To most Americans, freedom and independence are the highest possible cultural values, followed by self-reliance and pride. If you've grown up in the United States, the idea that individualism isn't a universal value may even be shocking. And yet not everyone shares the American sense of the independent self. In fact, in many cultures, the sense of self is inextricable from the family, group, and surrounding society.
Stanford psychologist Hazel Rose Markus explains:
"We take the view of culture as something that people do rather than something that people have. If you change the cultural system, you can change the self that goes with it. You get a different selfway, you get a different self."
Much psychological research in the past has assumed that every person worldwide develops a sense of autonomous self in one way or another, but Markus' work shows that this isn't exactly the case. In fact, our cultures shape even our unconscious thinking. In her experiments, she has found, for example, in giving students a creativity test, American students who were told they did well tried to solve more of the problems, while those told they did poorly lost interest.
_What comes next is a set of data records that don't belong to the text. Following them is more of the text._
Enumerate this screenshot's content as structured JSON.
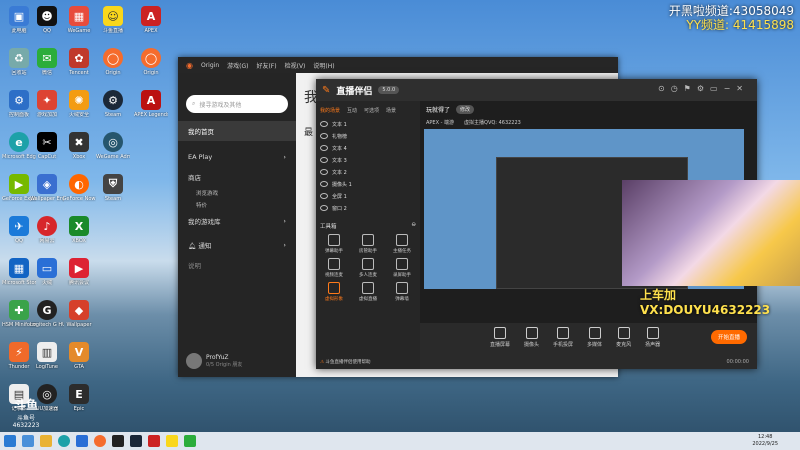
{
  "overlay": {
    "channel_line1": "开黑啦频道:43058049",
    "channel_line2": "YY频道: 41415898",
    "vx_line": "上车加VX:DOUYU4632223"
  },
  "desktop": {
    "col1": [
      "此电脑",
      "回收站",
      "控制面板",
      "Microsoft Edge",
      "GeForce Experience",
      "QQ",
      "Microsoft Store",
      "HSM Miniformance",
      "Thunder",
      "记事本"
    ],
    "col2": [
      "QQ",
      "微信",
      "游戏加加",
      "CapCut",
      "Wallpaper Engine",
      "网易云",
      "火绒",
      "Logitech G HUB",
      "LogiTune",
      "UU加速器"
    ],
    "col3": [
      "WeGame",
      "Tencent",
      "火绒安全",
      "Xbox",
      "GeForce Now",
      "XBOX",
      "腾讯会议",
      "Wallpaper",
      "GTA",
      "Epic"
    ],
    "col4": [
      "斗鱼直播",
      "Origin",
      "Steam",
      "WeGame Admin",
      "Steam",
      "APEX"
    ],
    "col5": [
      "APEX",
      "Origin",
      "APEX Legends"
    ]
  },
  "origin": {
    "title": "Origin",
    "menu": [
      "Origin",
      "游戏(G)",
      "好友(F)",
      "检视(V)",
      "说明(H)"
    ],
    "search_placeholder": "搜寻游戏及其他",
    "items": [
      "我的首页",
      "EA Play",
      "商店",
      "我的游戏库",
      "通知",
      "说明"
    ],
    "store_sub": [
      "浏览游戏",
      "特价"
    ],
    "user_name": "ProfYuZ",
    "user_status": "0/5 Origin 朋友",
    "main_heading": "我的",
    "main_sub": "最"
  },
  "douyu": {
    "brand": "直播伴侣",
    "version": "5.0.0",
    "tabs": [
      "我的场景",
      "互动",
      "可选项",
      "场景"
    ],
    "sources": [
      "文本 1",
      "礼物榜",
      "文本 4",
      "文本 3",
      "文本 2",
      "摄像头 1",
      "全屏 1",
      "窗口 2"
    ],
    "tools_title": "工具箱",
    "tools": [
      "弹幕助手",
      "房管助手",
      "主播任务",
      "视频连麦",
      "多人连麦",
      "录屏助手",
      "虚拟形象",
      "虚拟直播",
      "弹幕墙",
      "更多"
    ],
    "stream_title": "玩就得了",
    "stream_tag": "修改",
    "live_info": [
      "APEX - 端游",
      "虚拟主播QVQ: 4632223"
    ],
    "bottom": [
      "直播屏幕",
      "摄像头",
      "手机投屏",
      "多媒体",
      "麦克风",
      "扬声器"
    ],
    "start_live": "开始直播",
    "notice": "斗鱼直播伴侣使用帮助",
    "timer": "00:00:00"
  },
  "taskbar": {
    "time": "12:48",
    "date": "2022/9/25"
  },
  "watermark": {
    "line1": "斗鱼",
    "line2": "斗鱼号",
    "line3": "4632223"
  },
  "colors": {
    "accent": "#ff6a00",
    "overlay_text": "#ffffff",
    "vx_text": "#ffe14d"
  }
}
Conversely, Japanese students who were told they did poorly were the ones who continued to work. She concludes that the interdependent self concept of the Japanese students led them to work hard in order to measure up to a standard, while the independent self concept of the American students reacted to a sense of pride and desire to stand out.
Markus notes that the entire American experience—our political system, our media, the ways in which we raise our children—is predicated upon this model of the independent self. Individualism, it turns out, is something we do.